CPJ urges Sri Lankan ambassador to investigate attacks

New York, March 6, 2009–A delegation from the Committee to Protect Journalists met yesterday with the Sri Lankan Ambassador to the United States and called for a comprehensive and transparent investigation into a series of recent attacks against the press that may have involved government forces. 

Citing the independence of the Sri Lankan judiciary, Ambassador Jaliya Wickramasuriya said he was unable to offer any assurances about the scope of the investigation. “The government of Sri Lanka is perturbed by threats against media workers and especially repulsed by the alleged attacks on media workers,” the ambassador told the delegation. “The government in no way condones or endorses any such attacks.” He said that the attacks on journalists may have been perpetrated by “terrorists” seeking to embarrass the government.

“While we appreciate the opportunity to convey our concerns directly to the ambassador and his staff, we hoped to emerge from the meeting with assurances of a robust and vigorous investigation into these appalling crimes,” said CPJ Executive Director Joel Simon. “We were disappointed not to receive any such assurance.”

The worst attack came on January 8, when the editor-in-chief of The Sunday Leader, Lasantha Wickramatunga, was killed in his car on his way to work. CPJ produced a special report, “Failure to investigate,” detailing this assault and others after a trip to Colombo at the end of January.

“There has been impunity for those who attack journalists in Sri Lanka, and there have been attempts to intimidate and silence critics of the government,” Bob Dietz, CPJ Asia program coordinator, told Wickramasuriya. “Journalists who are critical should not be targeted as part of the government’s military objective.”

CPJ highlighted three specific cases that need urgent attention:

  • Tamil journalist J.S. Tissainayagam will have spent a year behind bars as of March 7, and is facing implausible terrorism charges.
  • Nadesapillai Vithyatharan, the editor of two Tamil-language papers, was detained February 27 for alleged contact with the suicide bombers who attacked Colombo by plane on February 20.
  • Iqbal Athas, the Sri Lankan Sunday Times‘ defense columnist and a former CPJ award winner, has been under constant harassment, and has been in and out of the country for months, fearing for his life.

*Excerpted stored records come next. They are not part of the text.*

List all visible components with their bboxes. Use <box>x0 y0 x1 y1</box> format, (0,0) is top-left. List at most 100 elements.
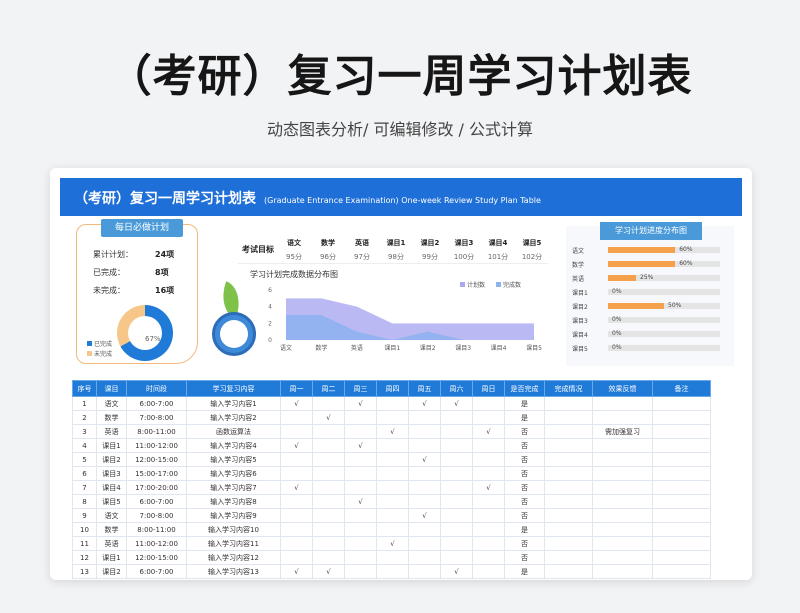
daily-plan-tag: 每日必做计划 <box>101 219 183 237</box>
table-cell <box>472 438 505 453</box>
table-cell: 输入学习内容5 <box>186 452 281 467</box>
table-cell <box>652 522 711 537</box>
table-cell: 函数运算法 <box>186 424 281 439</box>
table-cell <box>376 438 409 453</box>
chart-title: 学习计划完成数据分布图 <box>250 269 338 279</box>
table-cell: 11:00-12:00 <box>126 536 187 551</box>
table-cell <box>544 424 593 439</box>
table-cell <box>440 424 473 439</box>
table-cell <box>344 452 377 467</box>
table-cell <box>408 410 441 425</box>
x-tick-label: 数学 <box>315 344 327 352</box>
table-cell <box>408 564 441 579</box>
completion-chart: 学习计划完成数据分布图 0 2 4 6 语文 数学 英语 课目1 课目2 课目3 课目4 课目5 计划数 完… <box>238 268 550 360</box>
table-cell <box>344 522 377 537</box>
table-cell <box>544 550 593 565</box>
table-cell: √ <box>280 564 313 579</box>
table-cell <box>376 466 409 481</box>
table-cell <box>408 424 441 439</box>
table-cell: 英语 <box>96 536 127 551</box>
column-header: 学习复习内容 <box>186 380 281 397</box>
legend-swatch <box>460 282 465 287</box>
column-header: 效果反馈 <box>592 380 653 397</box>
table-cell <box>592 550 653 565</box>
table-cell: 12:00-15:00 <box>126 550 187 565</box>
table-cell: 数学 <box>96 522 127 537</box>
progress-track <box>608 275 720 281</box>
progress-row: 英语 25% <box>572 274 730 283</box>
table-cell: 2 <box>72 410 97 425</box>
table-row: 8 课目5 6:00-7:00 输入学习内容8 √ 否 <box>72 494 711 509</box>
progress-track <box>608 317 720 323</box>
table-cell <box>472 522 505 537</box>
table-cell <box>592 508 653 523</box>
table-cell <box>312 494 345 509</box>
table-cell <box>440 550 473 565</box>
table-cell <box>408 438 441 453</box>
table-cell: 输入学习内容6 <box>186 466 281 481</box>
table-row: 2 数学 7:00-8:00 输入学习内容2 √ 是 <box>72 410 711 425</box>
table-cell <box>440 438 473 453</box>
progress-fill <box>608 261 676 267</box>
table-cell: √ <box>472 424 505 439</box>
table-row: 12 课目1 12:00-15:00 输入学习内容12 否 <box>72 550 711 565</box>
table-cell <box>440 494 473 509</box>
column-header: 时间段 <box>126 380 187 397</box>
table-cell: 课目4 <box>96 480 127 495</box>
table-cell: 课目1 <box>96 438 127 453</box>
table-cell <box>280 508 313 523</box>
table-cell <box>280 424 313 439</box>
table-cell <box>472 494 505 509</box>
table-cell <box>652 438 711 453</box>
table-cell: 13 <box>72 564 97 579</box>
score-col: 课目2 99分 <box>420 239 440 261</box>
table-cell <box>472 536 505 551</box>
table-cell: √ <box>408 452 441 467</box>
table-cell <box>592 466 653 481</box>
table-cell: √ <box>408 508 441 523</box>
score-col: 语文 95分 <box>286 239 302 261</box>
progress-row: 课目4 0% <box>572 330 730 339</box>
table-cell <box>544 396 593 411</box>
column-header: 周四 <box>376 380 409 397</box>
table-cell <box>440 410 473 425</box>
table-cell: 11 <box>72 536 97 551</box>
table-cell <box>472 550 505 565</box>
table-cell: 语文 <box>96 508 127 523</box>
table-cell: 12:00-15:00 <box>126 452 187 467</box>
progress-row: 语文 60% <box>572 246 730 255</box>
banner-english-title: (Graduate Entrance Examination) One-week… <box>264 196 541 205</box>
table-cell <box>592 396 653 411</box>
score-col: 课目3 100分 <box>453 239 475 261</box>
table-cell: 否 <box>504 508 545 523</box>
table-cell <box>544 536 593 551</box>
table-cell <box>280 452 313 467</box>
table-cell <box>652 466 711 481</box>
progress-track <box>608 303 720 309</box>
table-cell <box>344 550 377 565</box>
table-cell <box>472 396 505 411</box>
column-header: 周六 <box>440 380 473 397</box>
score-col: 英语 97分 <box>354 239 370 261</box>
table-cell: 是 <box>504 522 545 537</box>
table-cell <box>344 536 377 551</box>
table-cell: 否 <box>504 494 545 509</box>
table-cell: 6:00-7:00 <box>126 494 187 509</box>
table-cell: 需加强复习 <box>592 424 653 439</box>
progress-value: 60% <box>679 246 693 253</box>
table-cell: 17:00-20:00 <box>126 480 187 495</box>
table-cell <box>472 410 505 425</box>
table-cell <box>408 550 441 565</box>
table-cell: 3 <box>72 424 97 439</box>
x-tick-label: 语文 <box>280 344 292 352</box>
table-row: 4 课目1 11:00-12:00 输入学习内容4 √ √ 否 <box>72 438 711 453</box>
progress-value: 0% <box>612 330 622 337</box>
table-cell <box>472 466 505 481</box>
table-cell: √ <box>472 480 505 495</box>
table-cell: 输入学习内容7 <box>186 480 281 495</box>
table-cell <box>652 494 711 509</box>
spreadsheet-preview: （考研）复习一周学习计划表 (Graduate Entrance Examina… <box>50 168 752 580</box>
table-cell <box>440 522 473 537</box>
table-cell <box>344 466 377 481</box>
table-cell <box>652 564 711 579</box>
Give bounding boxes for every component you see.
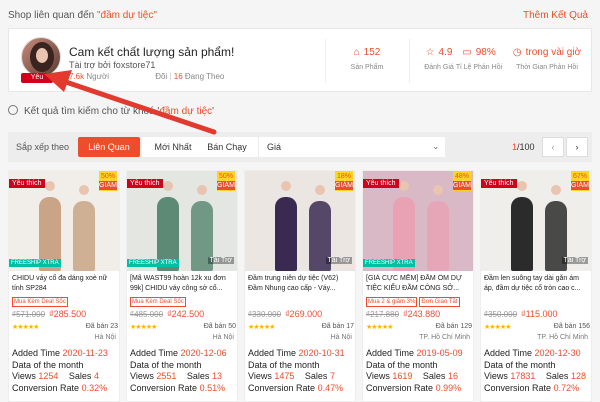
star-rating-icon: ★★★★★ (484, 324, 511, 331)
star-rating-icon: ★★★★★ (130, 324, 157, 331)
preferred-plus-badge: Yêu Thích+ (21, 73, 53, 91)
promo-tags: Mua 2 & giảm 3% Đơn Giao Tắt (366, 295, 462, 307)
product-rating: ★★★★★ Đã bán 156 (484, 323, 590, 331)
product-grid: Yêu thích 50% GIẢM FREESHIP XTRA CHIDU vá… (8, 170, 592, 402)
sort-bestselling-button[interactable]: Bán Chạy (196, 137, 258, 157)
favorite-badge: Yêu thích (127, 179, 163, 188)
freeship-badge: FREESHIP XTRA (127, 259, 179, 267)
product-price: ₫217.880 ₫243.880 (366, 309, 441, 319)
promo-tag: Đơn Giao Tắt (419, 297, 460, 307)
discount-badge: 18% GIẢM (335, 171, 353, 191)
discount-badge: 50% GIẢM (99, 171, 117, 191)
product-rating: ★★★★★ Đã bán 50 (130, 323, 236, 331)
product-location: TP. Hồ Chí Minh (419, 334, 470, 341)
search-result-notice: Kết quả tìm kiếm cho từ khoá 'đầm dự tiệ… (8, 105, 214, 117)
star-rating-icon: ★★★★★ (248, 324, 275, 331)
shop-products-icon: ⌂ (353, 47, 360, 58)
product-location: Hà Nội (212, 334, 234, 341)
favorite-badge: Yêu thích (481, 179, 517, 188)
product-price: ₫571.000 ₫285.500 (12, 309, 87, 319)
product-card[interactable]: Yêu thích 48% GIẢM FREESHIP XTRA [GIÁ CỰC… (362, 170, 474, 402)
product-card[interactable]: Yêu thích 50% GIẢM FREESHIP XTRA CHIDU vá… (8, 170, 120, 402)
product-price: ₫330.000 ₫269.000 (248, 309, 323, 319)
product-title[interactable]: Đầm trung niên dự tiệc (V62) Đầm Nhung c… (248, 274, 354, 294)
sort-price-select[interactable]: Giá ⌄ (259, 137, 445, 157)
sort-relevance-button[interactable]: Liên Quan (78, 137, 140, 157)
product-title[interactable]: CHIDU váy cổ đa dáng xoè nữ tính SP284 (12, 274, 118, 294)
next-page-button[interactable]: › (566, 137, 588, 157)
chat-icon: ▭ (462, 47, 472, 58)
product-price: ₫485.000 ₫242.500 (130, 309, 205, 319)
sponsored-label: Tài Trợ (207, 257, 234, 264)
star-rating-icon: ★★★★★ (12, 324, 39, 331)
related-shops-label: Shop liên quan đến "đầm dự tiệc" (8, 10, 157, 21)
product-title[interactable]: [GIÁ CỰC MỀM] ĐẦM ÔM DỰ TIỆC KIỂU ĐẦM CÔ… (366, 274, 472, 294)
promo-tag: Mua 2 & giảm 3% (366, 297, 418, 307)
shop-avatar[interactable] (21, 37, 61, 77)
promo-tags: Mua Kèm Deal Sốc (130, 295, 188, 307)
favorite-badge: Yêu thích (363, 179, 399, 188)
shop-follow-stats: 7.6k Người Đõi | 16 Đang Theo (69, 72, 225, 81)
product-rating: ★★★★★ Đã bán 129 (366, 323, 472, 331)
product-stats: Added Time 2020-11-23 Data of the month … (12, 348, 108, 393)
product-stats: Added Time 2020-12-06 Data of the month … (130, 348, 227, 393)
product-title[interactable]: [Mã WAST99 hoàn 12k xu đơn 99k] CHIDU vá… (130, 274, 236, 294)
shop-sponsor: Tài trợ bởi foxstore71 (69, 60, 156, 70)
sponsored-label: Tài Trợ (325, 257, 352, 264)
product-card[interactable]: Yêu thích 50% GIẢM Tài Trợ FREESHIP XTRA … (126, 170, 238, 402)
sponsored-label: Tài Trợ (561, 257, 588, 264)
product-image[interactable]: 18% GIẢM Tài Trợ (245, 171, 355, 271)
favorite-badge: Yêu thích (9, 179, 45, 188)
promo-tag: Mua Kèm Deal Sốc (12, 297, 68, 307)
product-card[interactable]: Yêu thích 67% GIẢM Tài Trợ Đầm len suông … (480, 170, 592, 402)
product-price: ₫350.000 ₫115.000 (484, 309, 558, 319)
discount-badge: 48% GIẢM (453, 171, 471, 191)
freeship-badge: FREESHIP XTRA (363, 259, 415, 267)
product-stats: Added Time 2019-05-09 Data of the month … (366, 348, 463, 393)
product-rating: ★★★★★ Đã bán 23 (12, 323, 118, 331)
more-results-link[interactable]: Thêm Kết Quả (523, 10, 588, 21)
prev-page-button[interactable]: ‹ (542, 137, 564, 157)
product-location: TP. Hồ Chí Minh (537, 334, 588, 341)
product-image[interactable]: Yêu thích 50% GIẢM FREESHIP XTRA (9, 171, 119, 271)
page-indicator: 1/100 (512, 142, 535, 152)
product-rating: ★★★★★ Đã bán 17 (248, 323, 354, 331)
shop-name[interactable]: Cam kết chất lượng sản phẩm! (69, 45, 234, 59)
metric-response-time: ◷ trong vài giờ Thời Gian Phản Hồi (512, 47, 582, 71)
freeship-badge: FREESHIP XTRA (9, 259, 61, 267)
clock-icon: ◷ (512, 47, 522, 58)
product-title[interactable]: Đầm len suông tay dài gắn ám áp, đầm dự … (484, 274, 590, 294)
chevron-down-icon: ⌄ (432, 142, 439, 151)
discount-badge: 67% GIẢM (571, 171, 589, 191)
sort-bar: Sắp xếp theo Liên Quan Mới Nhất Bán Chạy… (8, 132, 592, 162)
product-image[interactable]: Yêu thích 67% GIẢM Tài Trợ (481, 171, 591, 271)
shop-card[interactable]: Yêu Thích+ Cam kết chất lượng sản phẩm! … (8, 28, 592, 92)
product-location: Hà Nội (330, 334, 352, 341)
lightbulb-icon (8, 105, 18, 115)
product-location: Hà Nội (94, 334, 116, 341)
sort-label: Sắp xếp theo (16, 142, 70, 152)
promo-tags: Mua Kèm Deal Sốc (12, 295, 70, 307)
discount-badge: 50% GIẢM (217, 171, 235, 191)
star-rating-icon: ★★★★★ (366, 324, 393, 331)
product-stats: Added Time 2020-12-30 Data of the month … (484, 348, 586, 393)
star-icon: ☆ (425, 47, 435, 58)
product-image[interactable]: Yêu thích 48% GIẢM FREESHIP XTRA (363, 171, 473, 271)
product-stats: Added Time 2020-10-31 Data of the month … (248, 348, 345, 393)
sort-newest-button[interactable]: Mới Nhất (142, 137, 204, 157)
product-image[interactable]: Yêu thích 50% GIẢM Tài Trợ FREESHIP XTRA (127, 171, 237, 271)
related-shops-bar: Shop liên quan đến "đầm dự tiệc" Thêm Kế… (0, 0, 600, 28)
product-card[interactable]: 18% GIẢM Tài Trợ Đầm trung niên dự tiệc (… (244, 170, 356, 402)
promo-tag: Mua Kèm Deal Sốc (130, 297, 186, 307)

CPJ also raised concerns about a consistently high level of violence toward journalists that rose in January with three incidents, and the ongoing restrictions on reporting:

  • A bomb attack on Sirasa TV’s main control room on January 6.
  • The murder of prominent opposition editor Lasantha Wickramatunga by an eight-man hit squad on January 8.
  • The beating of a pro-government editor, Upali Tennakoon, by four men on January 23, which resulted in severe injuries and his fleeing the country.
  • Restrictions on access to the north and east, where a humanitarian disaster is unfolding. The government routinely denies journalists access because of security concerns.

The CPJ delegation included board members Andrew Alexander, David Marash, Clarence Page, and Mark Whitaker in addition to Joel Simon, CPJ’s executive director, and Washington Representative Frank Smyth. Marash posted a blog entry about the meeting on CPJ’s Web site.

According to CPJ’s records, since Rajapaksa took high office in Sri Lanka, eight journalists have died of what CPJ considers to be premeditated murder. No one has been brought to trial in any of these cases, according to CPJ research.

Dietz testified about the threats to the Sri Lankan media in front of a Senate subcommittee on the Middle East and South Asia on February 24.